My husband and I have grand plans for our backyard. Dreams right now. But you know what they say. A plan is a dream you write down. Or something like that. I envision a food garden that feeds us, our neighbors, our friends on occasion. And my husband thinks of something meticulously designed and thought out. One thing we do agree on is that we want to grow our garden in as sustainable a fashion as we can. Starting with the ground itself.
I don’t have to tell you we produce a lot of waste. That the footprint of waste is far reaching and consequential. But we don’t live in a perfect system and must navigate around roadblocks as best we can if we believe in living a sustainable life that’s friendly to our planet. Composting seemed the most logical answer.
If you aren’t familiar, there are a lot of resources online and Google is always your guide across the online sea (goddamn that was cheesy). I went to our local Barnes & Noble (they still exist in brick and mortar form!) and roamed the gardening section until I found Organic Book of Compost by Pauline Pears and The Farmer’s Almanac Vegetable Gardner’s Handbook.

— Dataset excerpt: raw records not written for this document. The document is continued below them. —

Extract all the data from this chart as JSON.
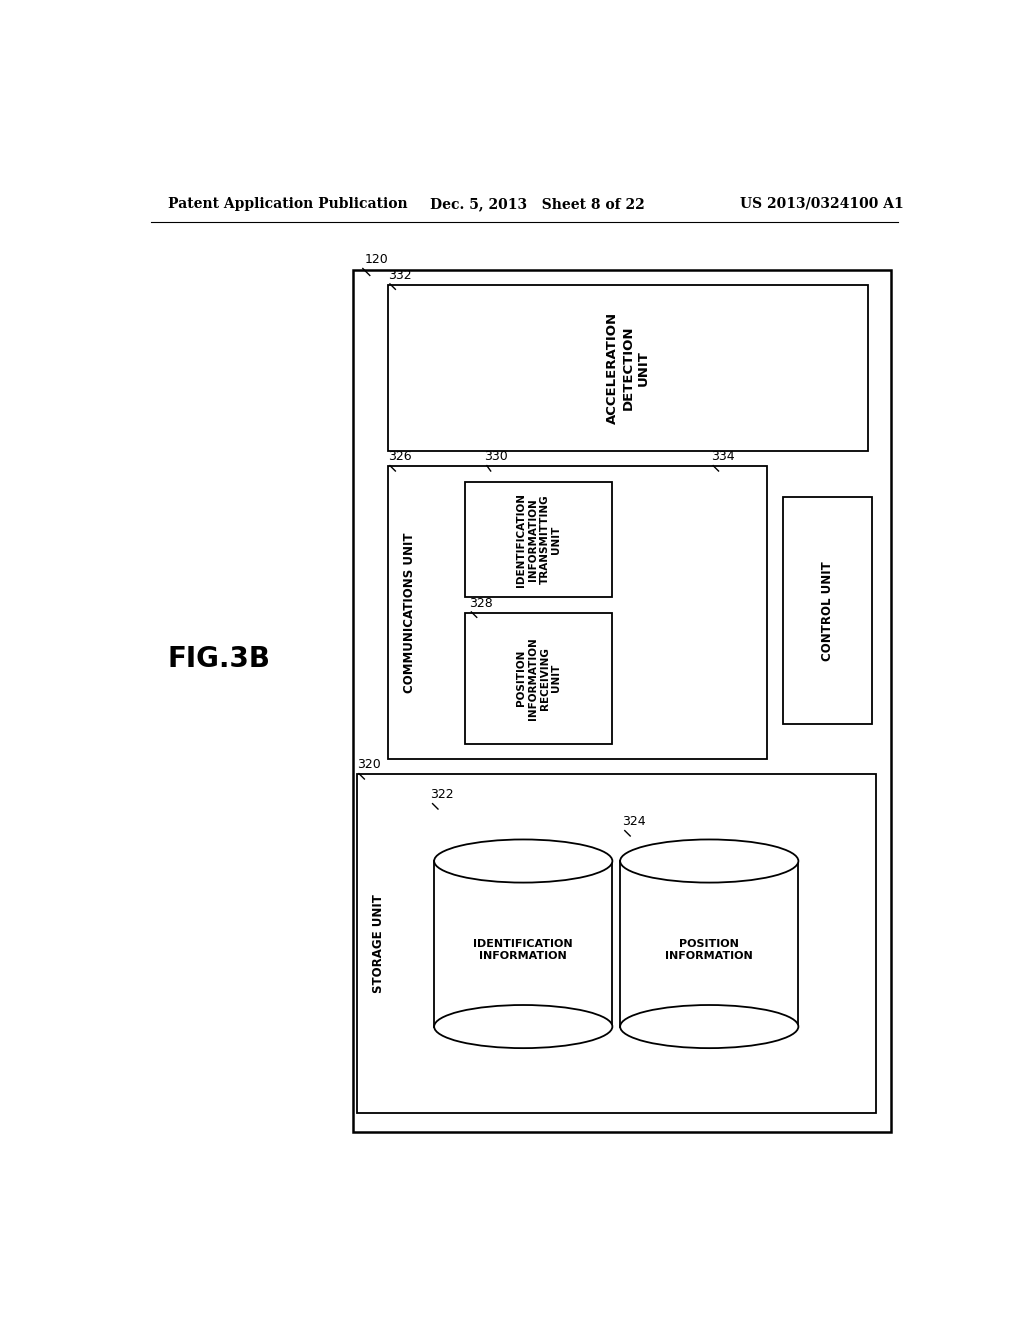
{
  "bg_color": "#ffffff",
  "header_left": "Patent Application Publication",
  "header_mid": "Dec. 5, 2013   Sheet 8 of 22",
  "header_right": "US 2013/0324100 A1",
  "fig_label": "FIG.3B"
}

The most difficult part so far, believe it or not, was finding the right compost bin. I looked on Home Depot’s app and found an inexpensive build-it-yourself kind of situation called GeoBin, but the darn thing wasn’t in stock at my local Lowe’s or Home Depot. Of course Amazon had it, so I relented and had it shipped.
The basics are this: the brown (cardboard, lint, paper towels) and green (produce scraps, grass trimmings, coffee grounds) waste we produce in our daily lives are cooking in a circular, walled-in portion of our backyard, composting down into what is referred to as black gold. It’s super nutrient rich and a great way to put back into the ground what you took from it. And a great way to supercharge your garden.

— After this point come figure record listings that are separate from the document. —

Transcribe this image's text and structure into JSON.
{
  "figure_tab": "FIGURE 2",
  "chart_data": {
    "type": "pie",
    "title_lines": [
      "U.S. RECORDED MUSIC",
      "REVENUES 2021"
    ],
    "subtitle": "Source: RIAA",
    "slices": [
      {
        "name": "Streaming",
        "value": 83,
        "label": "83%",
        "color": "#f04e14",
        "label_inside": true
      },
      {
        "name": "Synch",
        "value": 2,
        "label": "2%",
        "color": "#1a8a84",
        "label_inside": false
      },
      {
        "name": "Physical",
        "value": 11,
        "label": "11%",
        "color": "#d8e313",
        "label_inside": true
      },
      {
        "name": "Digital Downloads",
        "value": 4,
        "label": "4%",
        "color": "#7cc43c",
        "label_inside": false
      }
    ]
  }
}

All of this preamble is to say I am so excited to have started composting, and with spring creeping up on us (it was 70 degrees today, swoon) going outside into our semi-grassed in backyard has been something of a dream come true. We’re talking about building raised beds next so we can get started on planting. We have successfully transplanted a store-bought basil plant into this really cool planter from Target, which gave me the confidence to try the same with some dill I picked up at Trader Joe’s. As soon as I transplanted it, it died. Just wilted right on over all harikari-like. But I kept watering it and sitting it in front of the window to get ample sunlight, and sure enough it is starting to stand up again! I’ll try to have pictures for the next update.

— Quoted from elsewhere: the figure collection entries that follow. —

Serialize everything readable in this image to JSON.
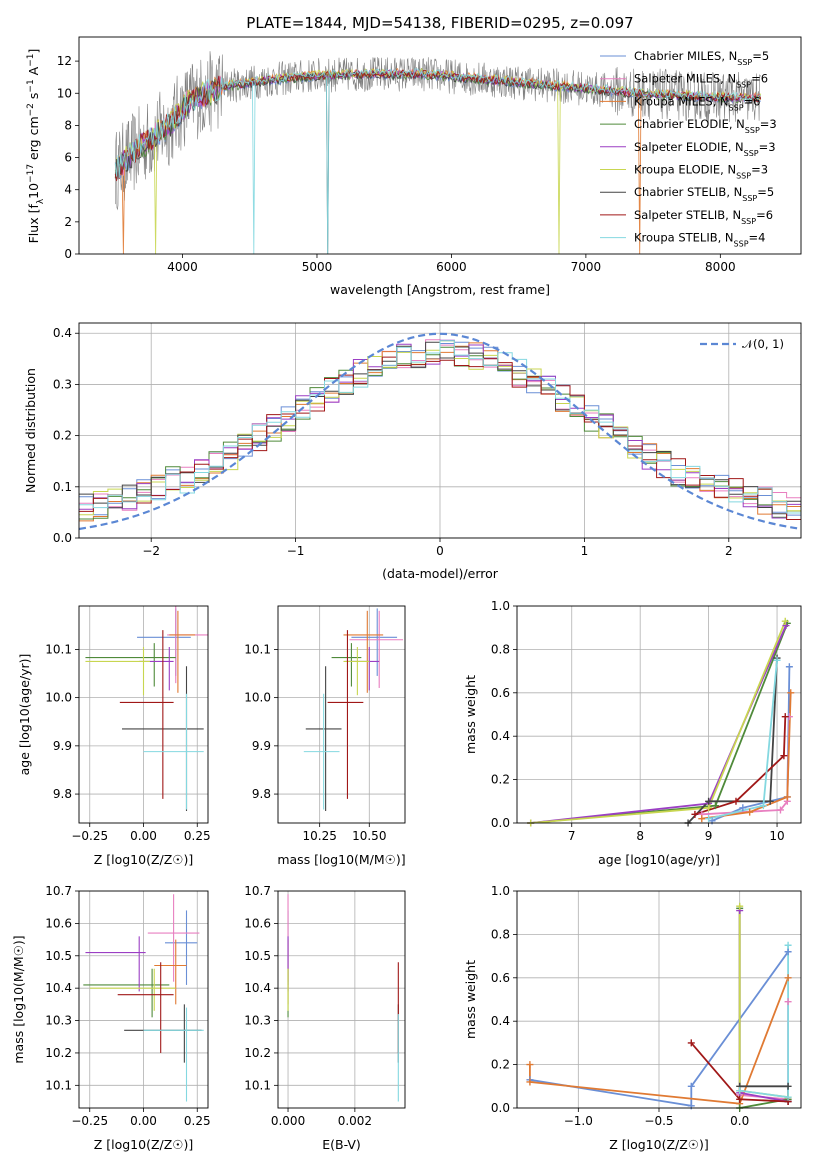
{
  "figure": {
    "title": "PLATE=1844, MJD=54138, FIBERID=0295, z=0.097"
  },
  "colors": {
    "axes": "#000000",
    "grid": "#b0b0b0",
    "series": [
      "#6a8fd6",
      "#e87fc0",
      "#e07a33",
      "#4f8a3a",
      "#9b3fc4",
      "#c8d650",
      "#444444",
      "#a01818",
      "#84d8e0"
    ],
    "flux_noise": "#808080",
    "gauss": "#5b87d4"
  },
  "legend_spectrum": [
    {
      "label": "Chabrier MILES, N",
      "sub": "SSP",
      "suffix": "=5"
    },
    {
      "label": "Salpeter MILES, N",
      "sub": "SSP",
      "suffix": "=6"
    },
    {
      "label": "Kroupa MILES, N",
      "sub": "SSP",
      "suffix": "=6"
    },
    {
      "label": "Chabrier ELODIE, N",
      "sub": "SSP",
      "suffix": "=3"
    },
    {
      "label": "Salpeter ELODIE, N",
      "sub": "SSP",
      "suffix": "=3"
    },
    {
      "label": "Kroupa ELODIE, N",
      "sub": "SSP",
      "suffix": "=3"
    },
    {
      "label": "Chabrier STELIB, N",
      "sub": "SSP",
      "suffix": "=5"
    },
    {
      "label": "Salpeter STELIB, N",
      "sub": "SSP",
      "suffix": "=6"
    },
    {
      "label": "Kroupa STELIB, N",
      "sub": "SSP",
      "suffix": "=4"
    }
  ],
  "legend_gauss": "𝒩(0, 1)",
  "chart_data": [
    {
      "id": "spectrum",
      "type": "line",
      "xlabel": "wavelength [Angstrom, rest frame]",
      "ylabel": "Flux [f_λ10^−17 erg cm^−2 s^−1 A^−1]",
      "xlim": [
        3230,
        8600
      ],
      "ylim": [
        0,
        13.5
      ],
      "xticks": [
        4000,
        5000,
        6000,
        7000,
        8000
      ],
      "yticks": [
        0,
        2,
        4,
        6,
        8,
        10,
        12
      ],
      "grid": false,
      "legend": "upper right",
      "x_range_data": [
        3500,
        8300
      ],
      "continuum": [
        [
          3500,
          5.2
        ],
        [
          3700,
          6.8
        ],
        [
          3900,
          8.0
        ],
        [
          4050,
          9.5
        ],
        [
          4300,
          10.4
        ],
        [
          4600,
          10.8
        ],
        [
          5000,
          11.1
        ],
        [
          5400,
          11.2
        ],
        [
          5800,
          11.2
        ],
        [
          6200,
          10.9
        ],
        [
          6600,
          10.6
        ],
        [
          7000,
          10.3
        ],
        [
          7400,
          10.0
        ],
        [
          7800,
          9.8
        ],
        [
          8300,
          9.7
        ]
      ]
    },
    {
      "id": "residual_hist",
      "type": "line",
      "xlabel": "(data-model)/error",
      "ylabel": "Normed distribution",
      "xlim": [
        -2.5,
        2.5
      ],
      "ylim": [
        0,
        0.42
      ],
      "xticks": [
        -2,
        -1,
        0,
        1,
        2
      ],
      "yticks": [
        0.0,
        0.1,
        0.2,
        0.3,
        0.4
      ],
      "grid": true,
      "legend": "upper right",
      "reference_curve": "normal(0,1)"
    },
    {
      "id": "age_vs_Z",
      "type": "scatter",
      "xlabel": "Z [log10(Z/Z☉)]",
      "ylabel": "age [log10(age/yr)]",
      "xlim": [
        -0.3,
        0.3
      ],
      "ylim": [
        9.74,
        10.19
      ],
      "xticks": [
        -0.25,
        0.0,
        0.25
      ],
      "yticks": [
        9.8,
        9.9,
        10.0,
        10.1
      ],
      "grid": true,
      "points": [
        {
          "x": 0.15,
          "y": 10.125,
          "xerr": [
            0.18,
            0.07
          ],
          "yerr": [
            0.08,
            0.06
          ]
        },
        {
          "x": 0.15,
          "y": 10.13,
          "xerr": [
            0.04,
            0.16
          ],
          "yerr": [
            0.1,
            0.06
          ]
        },
        {
          "x": 0.16,
          "y": 10.13,
          "xerr": [
            0.04,
            0.08
          ],
          "yerr": [
            0.12,
            0.05
          ]
        },
        {
          "x": 0.05,
          "y": 10.083,
          "xerr": [
            0.32,
            0.1
          ],
          "yerr": [
            0.06,
            0.03
          ]
        },
        {
          "x": 0.12,
          "y": 10.075,
          "xerr": [
            0.14,
            0.02
          ],
          "yerr": [
            0.06,
            0.03
          ]
        },
        {
          "x": 0.0,
          "y": 10.075,
          "xerr": [
            0.27,
            0.03
          ],
          "yerr": [
            0.07,
            0.03
          ]
        },
        {
          "x": 0.2,
          "y": 9.935,
          "xerr": [
            0.3,
            0.08
          ],
          "yerr": [
            0.17,
            0.13
          ]
        },
        {
          "x": 0.09,
          "y": 9.99,
          "xerr": [
            0.2,
            0.05
          ],
          "yerr": [
            0.2,
            0.15
          ]
        },
        {
          "x": 0.2,
          "y": 9.888,
          "xerr": [
            0.2,
            0.08
          ],
          "yerr": [
            0.12,
            0.12
          ]
        }
      ]
    },
    {
      "id": "age_vs_mass",
      "type": "scatter",
      "xlabel": "mass [log10(M/M☉)]",
      "ylabel": "",
      "xlim": [
        10.04,
        10.68
      ],
      "ylim": [
        9.74,
        10.19
      ],
      "xticks": [
        10.25,
        10.5
      ],
      "yticks": [
        9.8,
        9.9,
        10.0,
        10.1
      ],
      "grid": true,
      "points": [
        {
          "x": 10.54,
          "y": 10.125,
          "xerr": [
            0.13,
            0.1
          ],
          "yerr": [
            0.08,
            0.06
          ]
        },
        {
          "x": 10.55,
          "y": 10.12,
          "xerr": [
            0.15,
            0.12
          ],
          "yerr": [
            0.1,
            0.06
          ]
        },
        {
          "x": 10.49,
          "y": 10.13,
          "xerr": [
            0.12,
            0.08
          ],
          "yerr": [
            0.12,
            0.05
          ]
        },
        {
          "x": 10.41,
          "y": 10.083,
          "xerr": [
            0.1,
            0.05
          ],
          "yerr": [
            0.06,
            0.03
          ]
        },
        {
          "x": 10.5,
          "y": 10.075,
          "xerr": [
            0.12,
            0.05
          ],
          "yerr": [
            0.06,
            0.03
          ]
        },
        {
          "x": 10.44,
          "y": 10.075,
          "xerr": [
            0.07,
            0.06
          ],
          "yerr": [
            0.07,
            0.03
          ]
        },
        {
          "x": 10.28,
          "y": 9.935,
          "xerr": [
            0.1,
            0.08
          ],
          "yerr": [
            0.17,
            0.13
          ]
        },
        {
          "x": 10.39,
          "y": 9.99,
          "xerr": [
            0.1,
            0.08
          ],
          "yerr": [
            0.2,
            0.15
          ]
        },
        {
          "x": 10.27,
          "y": 9.888,
          "xerr": [
            0.1,
            0.08
          ],
          "yerr": [
            0.12,
            0.12
          ]
        }
      ]
    },
    {
      "id": "weight_vs_age",
      "type": "line",
      "xlabel": "age [log10(age/yr)]",
      "ylabel": "mass weight",
      "xlim": [
        6.2,
        10.35
      ],
      "ylim": [
        0,
        1.0
      ],
      "xticks": [
        7,
        8,
        9,
        10
      ],
      "yticks": [
        0.0,
        0.2,
        0.4,
        0.6,
        0.8,
        1.0
      ],
      "grid": true,
      "series": [
        {
          "points": [
            [
              9.05,
              0.01
            ],
            [
              9.5,
              0.07
            ],
            [
              10.15,
              0.12
            ],
            [
              10.18,
              0.72
            ]
          ]
        },
        {
          "points": [
            [
              8.9,
              0.04
            ],
            [
              10.05,
              0.06
            ],
            [
              10.15,
              0.1
            ],
            [
              10.18,
              0.49
            ]
          ]
        },
        {
          "points": [
            [
              8.9,
              0.02
            ],
            [
              9.6,
              0.05
            ],
            [
              10.15,
              0.12
            ],
            [
              10.2,
              0.6
            ]
          ]
        },
        {
          "points": [
            [
              6.4,
              0.0
            ],
            [
              9.1,
              0.08
            ],
            [
              10.15,
              0.92
            ]
          ]
        },
        {
          "points": [
            [
              6.4,
              0.0
            ],
            [
              9.0,
              0.09
            ],
            [
              10.13,
              0.91
            ]
          ]
        },
        {
          "points": [
            [
              6.4,
              0.0
            ],
            [
              9.0,
              0.07
            ],
            [
              10.12,
              0.93
            ]
          ]
        },
        {
          "points": [
            [
              8.7,
              0.0
            ],
            [
              9.0,
              0.1
            ],
            [
              9.9,
              0.1
            ],
            [
              10.0,
              0.76
            ]
          ]
        },
        {
          "points": [
            [
              8.8,
              0.04
            ],
            [
              9.4,
              0.1
            ],
            [
              10.1,
              0.31
            ],
            [
              10.12,
              0.49
            ]
          ]
        },
        {
          "points": [
            [
              9.0,
              0.02
            ],
            [
              9.8,
              0.08
            ],
            [
              10.0,
              0.75
            ]
          ]
        }
      ]
    },
    {
      "id": "mass_vs_Z",
      "type": "scatter",
      "xlabel": "Z [log10(Z/Z☉)]",
      "ylabel": "mass [log10(M/M☉)]",
      "xlim": [
        -0.3,
        0.3
      ],
      "ylim": [
        10.03,
        10.7
      ],
      "xticks": [
        -0.25,
        0.0,
        0.25
      ],
      "yticks": [
        10.1,
        10.2,
        10.3,
        10.4,
        10.5,
        10.6,
        10.7
      ],
      "grid": true,
      "points": [
        {
          "x": 0.2,
          "y": 10.54,
          "xerr": [
            0.1,
            0.05
          ],
          "yerr": [
            0.13,
            0.1
          ]
        },
        {
          "x": 0.14,
          "y": 10.57,
          "xerr": [
            0.12,
            0.12
          ],
          "yerr": [
            0.15,
            0.12
          ]
        },
        {
          "x": 0.15,
          "y": 10.47,
          "xerr": [
            0.1,
            0.05
          ],
          "yerr": [
            0.12,
            0.08
          ]
        },
        {
          "x": 0.04,
          "y": 10.41,
          "xerr": [
            0.32,
            0.08
          ],
          "yerr": [
            0.1,
            0.05
          ]
        },
        {
          "x": -0.02,
          "y": 10.51,
          "xerr": [
            0.25,
            0.03
          ],
          "yerr": [
            0.12,
            0.05
          ]
        },
        {
          "x": 0.05,
          "y": 10.4,
          "xerr": [
            0.3,
            0.1
          ],
          "yerr": [
            0.07,
            0.06
          ]
        },
        {
          "x": 0.19,
          "y": 10.27,
          "xerr": [
            0.28,
            0.08
          ],
          "yerr": [
            0.1,
            0.08
          ]
        },
        {
          "x": 0.08,
          "y": 10.38,
          "xerr": [
            0.2,
            0.06
          ],
          "yerr": [
            0.18,
            0.1
          ]
        },
        {
          "x": 0.2,
          "y": 10.27,
          "xerr": [
            0.2,
            0.08
          ],
          "yerr": [
            0.22,
            0.07
          ]
        }
      ]
    },
    {
      "id": "mass_vs_ebv",
      "type": "scatter",
      "xlabel": "E(B-V)",
      "ylabel": "",
      "xlim": [
        -0.0003,
        0.0035
      ],
      "ylim": [
        10.03,
        10.7
      ],
      "xticks": [
        0.0,
        0.002
      ],
      "yticks": [
        10.1,
        10.2,
        10.3,
        10.4,
        10.5,
        10.6,
        10.7
      ],
      "grid": true,
      "points": [
        {
          "x": 0.0,
          "y": 10.54,
          "yerr": [
            0.13,
            0.1
          ]
        },
        {
          "x": 0.0,
          "y": 10.57,
          "yerr": [
            0.15,
            0.12
          ]
        },
        {
          "x": 0.0,
          "y": 10.47,
          "yerr": [
            0.12,
            0.08
          ]
        },
        {
          "x": 0.0,
          "y": 10.41,
          "yerr": [
            0.1,
            0.05
          ]
        },
        {
          "x": 0.0,
          "y": 10.51,
          "yerr": [
            0.12,
            0.05
          ]
        },
        {
          "x": 0.0,
          "y": 10.4,
          "yerr": [
            0.07,
            0.06
          ]
        },
        {
          "x": 0.0033,
          "y": 10.27,
          "yerr": [
            0.1,
            0.08
          ]
        },
        {
          "x": 0.0033,
          "y": 10.38,
          "yerr": [
            0.18,
            0.1
          ]
        },
        {
          "x": 0.0033,
          "y": 10.2,
          "yerr": [
            0.15,
            0.12
          ]
        }
      ]
    },
    {
      "id": "weight_vs_Z",
      "type": "line",
      "xlabel": "Z [log10(Z/Z☉)]",
      "ylabel": "mass weight",
      "xlim": [
        -1.38,
        0.38
      ],
      "ylim": [
        0,
        1.0
      ],
      "xticks": [
        -1.0,
        -0.5,
        0.0
      ],
      "yticks": [
        0.0,
        0.2,
        0.4,
        0.6,
        0.8,
        1.0
      ],
      "grid": true,
      "series": [
        {
          "points": [
            [
              -1.3,
              0.13
            ],
            [
              -0.3,
              0.01
            ],
            [
              -0.3,
              0.1
            ],
            [
              0.3,
              0.72
            ]
          ]
        },
        {
          "points": [
            [
              0.0,
              0.06
            ],
            [
              0.3,
              0.04
            ],
            [
              0.3,
              0.49
            ]
          ]
        },
        {
          "points": [
            [
              -1.3,
              0.2
            ],
            [
              -1.3,
              0.12
            ],
            [
              0.0,
              0.02
            ],
            [
              0.3,
              0.6
            ]
          ]
        },
        {
          "points": [
            [
              0.0,
              0.92
            ],
            [
              0.0,
              0.0
            ],
            [
              0.3,
              0.04
            ]
          ]
        },
        {
          "points": [
            [
              0.0,
              0.91
            ],
            [
              0.0,
              0.07
            ],
            [
              0.3,
              0.03
            ]
          ]
        },
        {
          "points": [
            [
              0.0,
              0.93
            ],
            [
              0.0,
              0.08
            ],
            [
              0.3,
              0.05
            ]
          ]
        },
        {
          "points": [
            [
              0.0,
              0.1
            ],
            [
              0.3,
              0.1
            ],
            [
              0.3,
              0.03
            ]
          ]
        },
        {
          "points": [
            [
              -0.3,
              0.3
            ],
            [
              0.0,
              0.04
            ],
            [
              0.3,
              0.03
            ]
          ]
        },
        {
          "points": [
            [
              0.0,
              0.08
            ],
            [
              0.3,
              0.05
            ],
            [
              0.3,
              0.75
            ]
          ]
        }
      ]
    }
  ]
}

I’m really looking forward to seeing how the compost progresses. It gets pretty hot here in the summer months (consistent triple digits for weeks/months) so I put the compost pile in a place that is partially shaded when the sun is at a certain angle to our backyard fence. But I’m a little concerned it’s maybe not getting enough direct sunlight. Or it’s only getting the direct sunlight in the morning and I just haven’t noticed yet. I really need to keep an eye on it. The temperature and exposure to dry air will impact the quality of the compost, as well as its ability to do its job. So it’s important to maintain a healthy balance in stasis.